Emily didn’t say anything more as he leaned forward, kissed her, and left on his errands. Instead she sat quietly, thinking furiously. Ian was a good man. Too good, perhaps. His sense of honor wouldn’t let him seek revenge against Erik Muller-not even after the man had killed his best friend. She wiped away tears that rose unbidden as she remembered Sam
Knowles’s always cheerful, ever-irreverent face.
At last, Emily shook her head and picked up the last remaining copy of the videotape. She couldn’t let Muller’s treachery pass unpunished.
She opened the phone book. Another of Johannesburg’s many messenger services would soon be delivering a sealed package to the Ministry of
Law and Order.
CHAPTER 18
End and Beginning
OCTOBER 27-DIRECTORATE OF MILITARY INTELLIGENCE, SPECIAL SECURITY OPERATIONS BRANCH, PRETORIA
Even with the air-conditioning off, the office felt cold. Erik Muller stared in disbelief at the police report sitting faceup on his desk. A combination of forensic medicine and dogged detective work had finally identified the dead man found in the bomb-mangled Mercedes.
Samuel Knowles. Age: thirty-seven. Citizenship: American. Profession:
television news cameraman.
My God. The very magnitude of the disaster was stunning. It couldn’t possibly be any worse. He’d given the ANC documents seized at Gawamba to
American journalists! And they’d already had them for nearly forty-eight hours-two precious, uninterrupted days to smuggle the information they contained out of South Africa.
Disaster indeed. Even the country’s whites were growing increasingly dissatisfied and disenchanted with the Vorster government. A costly foreign war, bloody internal rioting,
and a moribund economy had all taken a heavy toll on Karl Vorster’s popularity. For the most part, though, the white opposition had been confined to isolated, angry muttering or an occasional ineffective and easily crushed student demonstration. But all that was bound to change when the true story of the Blue Train massacre broke overseas.
Muller smiled mirthlessly. Most Afrikaners and other white South Africans would forgive their self-appointed leaders almost any atrocity directed against blacks, coloreds, or Indians. Treachery and deceit aimed at fellow whites wouldn’t be so easily condoned or overlooked.
He pushed the police report to one side and started fumbling through the drawers of his desk. South Africa’s impending crisis didn’t concern him-but his own fate did. He’d better be several thousand miles beyond Vorster’s iron grasp when the American television network began broadcasting its story.
Muller spread an array of forged bank cards, passports, and traveler’s checks across the desktop-enough to sustain the three or four false identities he’d need to disappear completely. He shoveled them off the desk into his open briefcase. There wasn’t any point in dawdling. The first news of what he’d given those damned Americans would spread around the globe like wildfire.

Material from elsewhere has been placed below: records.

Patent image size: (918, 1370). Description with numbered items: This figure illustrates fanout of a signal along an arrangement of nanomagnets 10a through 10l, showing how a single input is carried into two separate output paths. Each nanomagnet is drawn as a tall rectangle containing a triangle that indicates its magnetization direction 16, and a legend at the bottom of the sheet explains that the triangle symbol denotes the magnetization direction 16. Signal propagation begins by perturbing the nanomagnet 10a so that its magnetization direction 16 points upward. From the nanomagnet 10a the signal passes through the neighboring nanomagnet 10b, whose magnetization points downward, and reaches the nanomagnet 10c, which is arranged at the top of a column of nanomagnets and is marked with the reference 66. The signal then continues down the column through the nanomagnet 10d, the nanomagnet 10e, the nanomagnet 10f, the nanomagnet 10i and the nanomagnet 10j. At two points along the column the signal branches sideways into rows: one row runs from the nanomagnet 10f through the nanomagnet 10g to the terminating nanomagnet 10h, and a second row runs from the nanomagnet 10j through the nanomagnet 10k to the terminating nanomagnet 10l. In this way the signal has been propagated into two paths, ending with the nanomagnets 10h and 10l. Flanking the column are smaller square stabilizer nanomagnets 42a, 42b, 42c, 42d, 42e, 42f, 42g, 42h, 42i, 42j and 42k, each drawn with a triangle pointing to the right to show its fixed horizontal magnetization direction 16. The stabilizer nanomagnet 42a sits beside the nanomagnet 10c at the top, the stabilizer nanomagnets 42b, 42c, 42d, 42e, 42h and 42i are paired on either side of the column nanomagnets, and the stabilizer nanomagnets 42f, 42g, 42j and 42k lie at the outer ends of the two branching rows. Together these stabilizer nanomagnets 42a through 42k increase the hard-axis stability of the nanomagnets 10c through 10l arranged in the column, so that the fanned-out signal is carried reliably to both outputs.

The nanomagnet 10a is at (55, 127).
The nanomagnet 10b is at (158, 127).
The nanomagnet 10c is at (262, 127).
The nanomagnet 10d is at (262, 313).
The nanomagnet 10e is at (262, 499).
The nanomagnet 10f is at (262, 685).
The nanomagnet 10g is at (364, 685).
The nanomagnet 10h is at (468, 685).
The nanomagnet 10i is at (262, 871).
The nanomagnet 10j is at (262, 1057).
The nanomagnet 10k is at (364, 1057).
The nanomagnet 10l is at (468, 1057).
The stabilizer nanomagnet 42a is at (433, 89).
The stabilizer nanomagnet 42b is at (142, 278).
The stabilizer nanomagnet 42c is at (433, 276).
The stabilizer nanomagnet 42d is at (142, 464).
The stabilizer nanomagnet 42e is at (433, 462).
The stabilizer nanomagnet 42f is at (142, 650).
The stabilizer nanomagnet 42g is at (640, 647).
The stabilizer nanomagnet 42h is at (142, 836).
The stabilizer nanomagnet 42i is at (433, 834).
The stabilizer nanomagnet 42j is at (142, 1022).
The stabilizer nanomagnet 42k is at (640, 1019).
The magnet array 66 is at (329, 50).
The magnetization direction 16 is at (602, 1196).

He stood up, grabbed his jacket and briefcase, and strode briskly out into his outer office.
Red-haired Irene Roussouw looked up in surprise from her Dictaphone.
Muller patted his briefcase.
“I’m taking the rest of the day off, Miss
Roussouw. I have some personal business to take care of. Tell the garage to have my car ready.”
He turned away without waiting for her acknowledgment. If he hurried, he could just make the afternoon flight to London. And by dawn the next day, he’d have vanished somewhere into one of Europe’s crowded cities.
Wrapped up in his own thoughts, he missed Irene Roussouw’s reluctant, uncertain reach for her telephone.
Muller took the steps down to the Ministry’s garage two at a time. He was breathing easier already. Better to be a rich exile in Europe than a corpse in an unmarked grave in South Africa.
He was smiling when he emerged into the small underground garage reserved for the Ministry’s senior servants.